Thursday, April 28, 2016

Players, by Matthew Futterman

In my living memory, whenever I have thought "professional athlete," I have thought "gazillionaire." OK, maybe just millionaire.  The money in professional sports today is simply outrageous.  Have you ever seen a picture of Tom Brady's house?  But that has not always been the case.  In Players: The Story of Sports and Money, and the Visionaries Who Fought to Create a Revolution, Matthew Futterman tells the story, or rather stories, of how we got here.  (I guess I shouldn't say we.  I'm just a fan with no money, not a gazillionaire athlete.)

In the not-so-distant past, professional athletes were either nonexistent or were very poorly paid.  An occasional superstar or media darling might get some endorsements or command a higher salary due to his fame, but it wasn't until a lawyer named Mark McCormack signed up Arnold Palmer as the first client of his fledgling company International Management Group (IMG) that the keys to the treasure chests began to be found.  With IMG's sponsorship and promotional assistance, Palmer went from being one of the world's best golfers to being a very rich golfer.  McCormack changed the game and his company still represents some of the world's best (and richest) athletes.

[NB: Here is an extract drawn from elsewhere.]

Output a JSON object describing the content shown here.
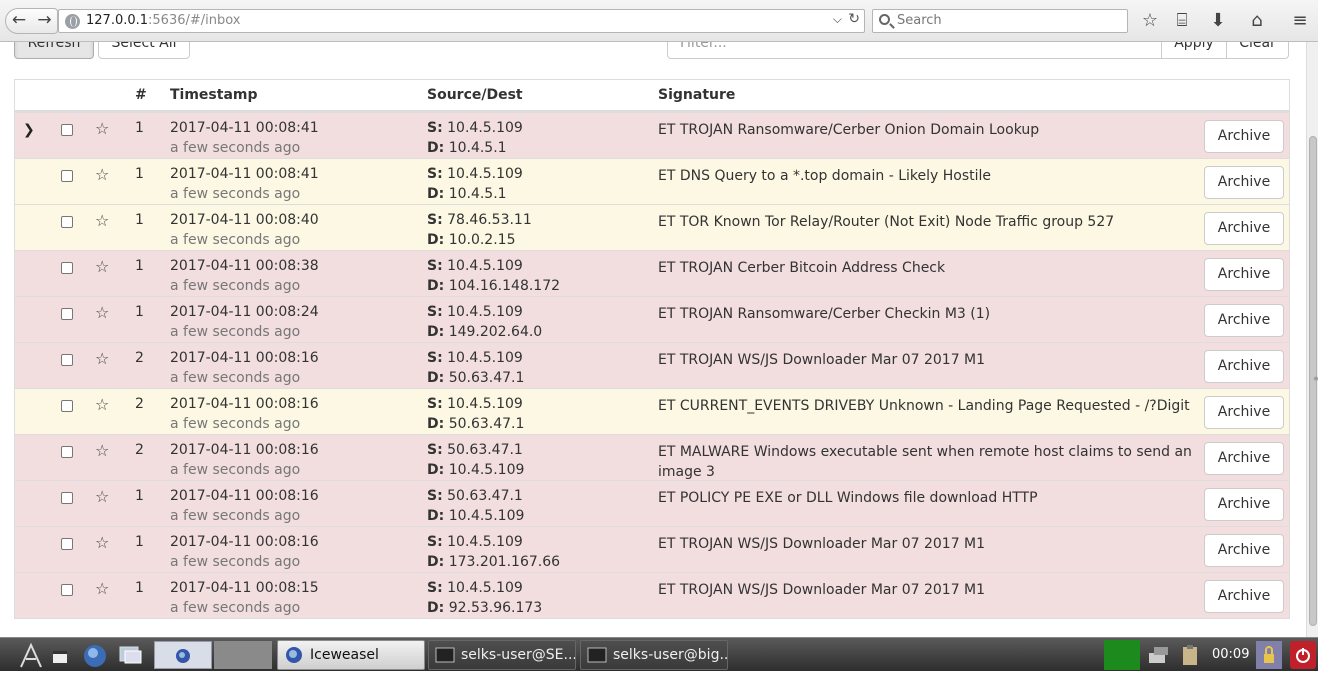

McCormack also pioneered the televising of events like Wimbledon.  He converted this little tennis event, viewed by a few elite tennis aficionados, into a major television event, viewed by millions.  As a result of the increased exposure, the popularity of tennis soared, as did the prize money for players.

Futterman describes the rise of free agency in sports, starting with Catfish Hunter.  As free agents, players "could prove to everyone in baseball--and every team-sport athlete on the planet--the value of the open market."  Free agency "was an opportunity to allow the market to determine a player's value instead of some crony general manager trying to line his owner's pockets."

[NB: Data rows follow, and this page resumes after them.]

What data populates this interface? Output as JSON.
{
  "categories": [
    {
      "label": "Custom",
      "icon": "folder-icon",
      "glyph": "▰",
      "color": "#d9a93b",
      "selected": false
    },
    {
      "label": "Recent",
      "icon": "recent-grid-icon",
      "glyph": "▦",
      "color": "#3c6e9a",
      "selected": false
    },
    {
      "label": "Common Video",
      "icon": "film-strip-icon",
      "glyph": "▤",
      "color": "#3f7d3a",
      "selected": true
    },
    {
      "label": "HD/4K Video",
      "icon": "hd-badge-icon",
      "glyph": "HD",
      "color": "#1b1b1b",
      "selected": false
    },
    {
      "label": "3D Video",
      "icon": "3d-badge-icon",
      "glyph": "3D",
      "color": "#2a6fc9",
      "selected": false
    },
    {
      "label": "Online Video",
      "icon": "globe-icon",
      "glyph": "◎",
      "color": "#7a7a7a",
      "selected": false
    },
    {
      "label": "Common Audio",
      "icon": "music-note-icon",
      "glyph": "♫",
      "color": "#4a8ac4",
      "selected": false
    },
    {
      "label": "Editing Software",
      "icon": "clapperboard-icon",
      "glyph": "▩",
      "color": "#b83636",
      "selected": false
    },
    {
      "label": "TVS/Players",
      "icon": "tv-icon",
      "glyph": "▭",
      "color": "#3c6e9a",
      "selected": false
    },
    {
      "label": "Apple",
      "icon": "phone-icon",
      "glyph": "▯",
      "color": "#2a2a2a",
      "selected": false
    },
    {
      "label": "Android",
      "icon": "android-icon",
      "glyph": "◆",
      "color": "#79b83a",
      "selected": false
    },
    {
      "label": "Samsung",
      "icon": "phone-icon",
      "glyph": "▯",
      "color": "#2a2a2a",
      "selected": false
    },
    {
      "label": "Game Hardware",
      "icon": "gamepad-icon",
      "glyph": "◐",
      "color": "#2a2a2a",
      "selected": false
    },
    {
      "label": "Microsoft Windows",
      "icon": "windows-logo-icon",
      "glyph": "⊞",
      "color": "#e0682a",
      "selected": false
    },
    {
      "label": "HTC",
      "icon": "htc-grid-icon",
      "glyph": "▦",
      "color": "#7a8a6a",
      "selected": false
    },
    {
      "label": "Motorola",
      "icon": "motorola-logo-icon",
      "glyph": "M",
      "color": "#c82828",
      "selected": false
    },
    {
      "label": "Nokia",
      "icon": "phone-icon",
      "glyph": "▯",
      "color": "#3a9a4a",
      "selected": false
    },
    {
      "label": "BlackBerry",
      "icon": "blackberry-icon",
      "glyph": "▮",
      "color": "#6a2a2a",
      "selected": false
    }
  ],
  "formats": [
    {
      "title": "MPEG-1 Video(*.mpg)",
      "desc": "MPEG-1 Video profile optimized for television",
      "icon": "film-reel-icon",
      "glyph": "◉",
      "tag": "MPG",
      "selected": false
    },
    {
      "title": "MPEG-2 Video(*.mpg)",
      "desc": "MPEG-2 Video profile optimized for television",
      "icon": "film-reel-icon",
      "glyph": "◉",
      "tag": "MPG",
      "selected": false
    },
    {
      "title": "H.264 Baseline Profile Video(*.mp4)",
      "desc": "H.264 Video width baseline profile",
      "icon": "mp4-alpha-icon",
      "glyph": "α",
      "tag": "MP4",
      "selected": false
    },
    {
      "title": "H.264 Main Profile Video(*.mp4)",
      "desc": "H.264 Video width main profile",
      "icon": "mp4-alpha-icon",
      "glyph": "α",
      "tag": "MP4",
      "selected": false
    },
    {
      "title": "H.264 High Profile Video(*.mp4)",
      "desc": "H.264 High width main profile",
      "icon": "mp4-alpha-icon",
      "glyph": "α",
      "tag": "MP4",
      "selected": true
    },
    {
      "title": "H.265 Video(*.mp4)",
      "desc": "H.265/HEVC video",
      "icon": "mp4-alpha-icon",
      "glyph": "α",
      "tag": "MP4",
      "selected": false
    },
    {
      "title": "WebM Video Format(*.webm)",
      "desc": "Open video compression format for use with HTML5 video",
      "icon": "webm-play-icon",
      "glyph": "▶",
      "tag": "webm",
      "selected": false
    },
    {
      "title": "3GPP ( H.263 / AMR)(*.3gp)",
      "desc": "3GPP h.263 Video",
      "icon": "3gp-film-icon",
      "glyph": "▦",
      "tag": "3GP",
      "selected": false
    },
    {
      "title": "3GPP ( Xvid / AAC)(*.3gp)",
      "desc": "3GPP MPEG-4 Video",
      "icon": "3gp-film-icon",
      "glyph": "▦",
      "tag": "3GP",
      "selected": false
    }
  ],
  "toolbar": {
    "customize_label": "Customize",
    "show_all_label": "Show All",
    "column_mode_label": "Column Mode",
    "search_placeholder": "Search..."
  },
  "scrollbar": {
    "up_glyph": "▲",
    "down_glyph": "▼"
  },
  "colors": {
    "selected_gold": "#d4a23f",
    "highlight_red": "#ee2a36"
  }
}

Futterman would agree that the professionalization of sports has raised the quality of play and the level of competition.  However, he isn't necessarily a fan of the increased players' salaries.  "Too many athletes forgot that performance was supposed to serve as the foundation for their success on and off the field, and that the object of sport is to win, not to become famous."  Television, and, later, cable television, added to the revenues sports could generate, so "the purpose of a sports team had morphed from an entity that could provide joy and a sense of community to a city or a region to a commodity that could be used to create vast wealth. . . ."  Futterman concludes, "Money in sports isn't, on its own, a bad thing.  But when money becomes the motivating goal and main purpose in sports, that is a bad thing."

I enjoyed the way Futterman personalized each step in the process of monetization of sports, focusing on individuals and events that proved to be the turning points.  His writing is colorful and descriptive, and his research and interviews bring these stories together nicely.   Watching the NFL draft this weekend, watching the various commercials that feature athletes, watching my hometown team, the Cowboys, play mediocre football while raking in untold millions, I will think of Futterman's historical perspective.  Every year I think that sports salaries have gotten too high to sustain, but, as he said regarding the first forays into free agency, the players will earn what the market will bear.  Do I think anyone should be a multimillionaire because they are great football or baseball players?  In the grand scheme of things, no.  But people pay to watch them play.  Team owners and management pay their salaries.  More power to them.  Futterman explains why it all works and how it got that way.

Thanks to Edelweiss and the publisher for the complimentary electronic review copy!